Why This Matters Beyond America
It is easy to look at Artemis II as an American achievement. But the fuller picture is more interesting. Canada has sent an astronaut to the Moon's vicinity for the first time in history. The science aboard the spacecraft will benefit all of humanity. The live coverage is reaching audiences in every corner of the world. India, which has its own active lunar programme — including the successful Chandrayaan-3 mission in 2023, which landed near the Moon's south pole — has particular reason to watch Artemis II closely.

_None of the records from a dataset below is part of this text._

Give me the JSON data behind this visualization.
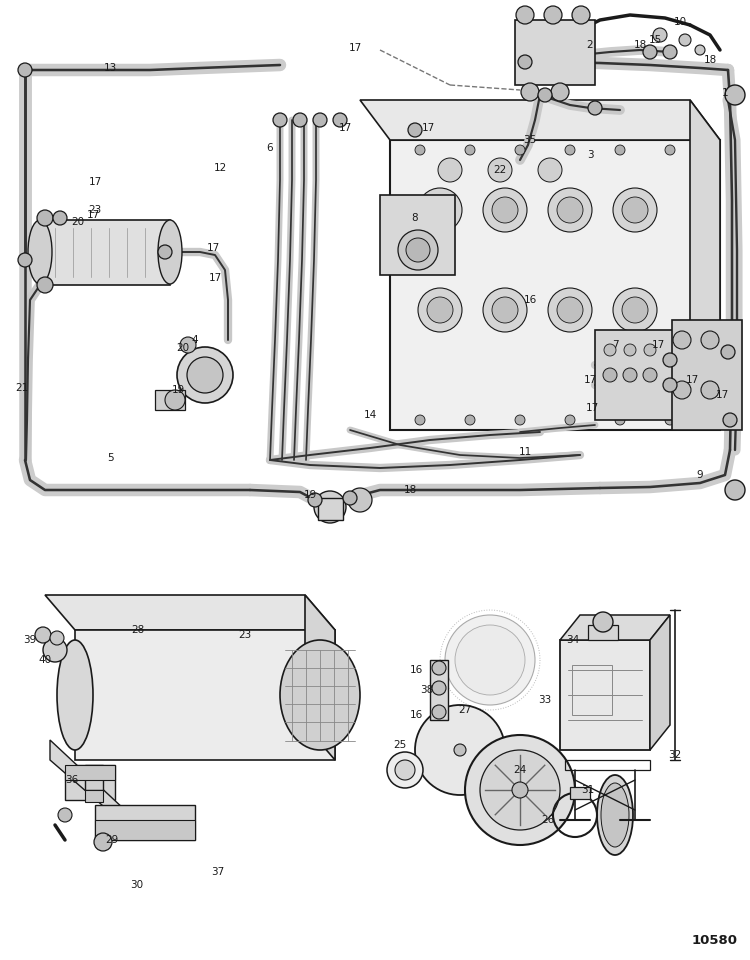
{
  "bg_color": "#ffffff",
  "line_color": "#1a1a1a",
  "diagram_id": "10580",
  "label_fontsize": 7.5,
  "id_fontsize": 10
}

What NASA learns from Artemis II about life support, human health in deep space, and spacecraft operations near the Moon is information that every space agency in the world will eventually draw on. The era of lunar exploration that Artemis is reopening is not a repeat of the 1960s race to be first. It is something different — a sustained effort to understand and eventually inhabit Earth's nearest neighbour, and to use that experience as a stepping stone to the wider solar system.

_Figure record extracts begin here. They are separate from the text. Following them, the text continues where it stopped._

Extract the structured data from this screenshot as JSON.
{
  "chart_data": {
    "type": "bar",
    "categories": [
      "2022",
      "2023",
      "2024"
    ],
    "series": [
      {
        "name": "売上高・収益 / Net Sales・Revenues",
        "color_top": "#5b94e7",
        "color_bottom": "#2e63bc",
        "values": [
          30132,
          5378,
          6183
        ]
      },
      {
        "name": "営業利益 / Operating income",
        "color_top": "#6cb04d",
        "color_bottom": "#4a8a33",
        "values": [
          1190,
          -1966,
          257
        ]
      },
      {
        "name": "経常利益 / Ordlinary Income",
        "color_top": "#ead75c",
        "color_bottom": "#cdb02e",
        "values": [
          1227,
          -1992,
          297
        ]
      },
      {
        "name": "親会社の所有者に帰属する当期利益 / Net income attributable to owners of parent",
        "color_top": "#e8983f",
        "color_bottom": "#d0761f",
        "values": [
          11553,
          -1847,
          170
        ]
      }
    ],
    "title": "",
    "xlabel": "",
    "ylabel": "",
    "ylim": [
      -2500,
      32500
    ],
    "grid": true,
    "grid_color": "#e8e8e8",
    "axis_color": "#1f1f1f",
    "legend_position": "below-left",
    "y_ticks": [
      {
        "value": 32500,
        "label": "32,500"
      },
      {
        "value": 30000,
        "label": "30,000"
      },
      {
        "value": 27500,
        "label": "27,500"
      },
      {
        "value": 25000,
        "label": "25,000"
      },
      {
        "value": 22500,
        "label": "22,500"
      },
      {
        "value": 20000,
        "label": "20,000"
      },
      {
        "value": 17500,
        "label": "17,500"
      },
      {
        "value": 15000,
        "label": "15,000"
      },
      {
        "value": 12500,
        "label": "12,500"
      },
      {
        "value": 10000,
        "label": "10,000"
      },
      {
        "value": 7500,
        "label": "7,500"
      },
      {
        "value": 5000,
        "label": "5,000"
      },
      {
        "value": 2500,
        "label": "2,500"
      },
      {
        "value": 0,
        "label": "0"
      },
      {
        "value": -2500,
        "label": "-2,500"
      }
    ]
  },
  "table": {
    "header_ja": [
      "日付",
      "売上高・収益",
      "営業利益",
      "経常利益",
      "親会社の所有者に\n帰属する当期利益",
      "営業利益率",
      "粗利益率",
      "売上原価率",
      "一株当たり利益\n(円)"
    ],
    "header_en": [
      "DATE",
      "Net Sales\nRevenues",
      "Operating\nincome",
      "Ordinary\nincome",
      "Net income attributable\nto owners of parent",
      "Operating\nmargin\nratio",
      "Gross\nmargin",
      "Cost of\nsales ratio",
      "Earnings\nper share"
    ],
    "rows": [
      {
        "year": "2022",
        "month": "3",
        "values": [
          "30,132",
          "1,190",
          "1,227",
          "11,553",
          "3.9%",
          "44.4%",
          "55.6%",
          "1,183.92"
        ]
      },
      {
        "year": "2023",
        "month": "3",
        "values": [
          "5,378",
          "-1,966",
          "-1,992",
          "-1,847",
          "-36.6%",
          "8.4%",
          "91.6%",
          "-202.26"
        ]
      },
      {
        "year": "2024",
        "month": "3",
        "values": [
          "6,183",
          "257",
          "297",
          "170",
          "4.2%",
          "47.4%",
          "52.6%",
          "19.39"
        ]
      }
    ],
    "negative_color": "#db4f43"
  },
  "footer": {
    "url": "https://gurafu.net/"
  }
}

Artemis III is already in planning, targeted to carry astronauts into close orbit around Earth to practise rendezvous with lunar landing hardware. Artemis IV, planned for 2028, is now the programme's first targeted lunar surface landing.
The Moon is being taken seriously again. And Artemis II is the mission that made it real.
Right Now, in Space
As this article goes live, the four crew members of Artemis II are orbiting Earth, completing their engine burns, checking their systems, and preparing for the long journey ahead. Victor Glover has piloted the spacecraft through its proximity operations. The solar array wings have fully deployed, giving Orion a wingspan of roughly 63 feet. The crew signed the inside of the White Room — the access corridor to the spacecraft — before boarding, continuing a NASA tradition that stretches back to the Gemini programme of the 1960s.
They said goodnight to Mission Control after their first day in space and are resting now, preparing for what comes next.
In a few days, they will be the first people to see the Moon's far side with their own eyes since 1972. Whatever else happens in the news cycle, that fact deserves a moment of quiet appreciation.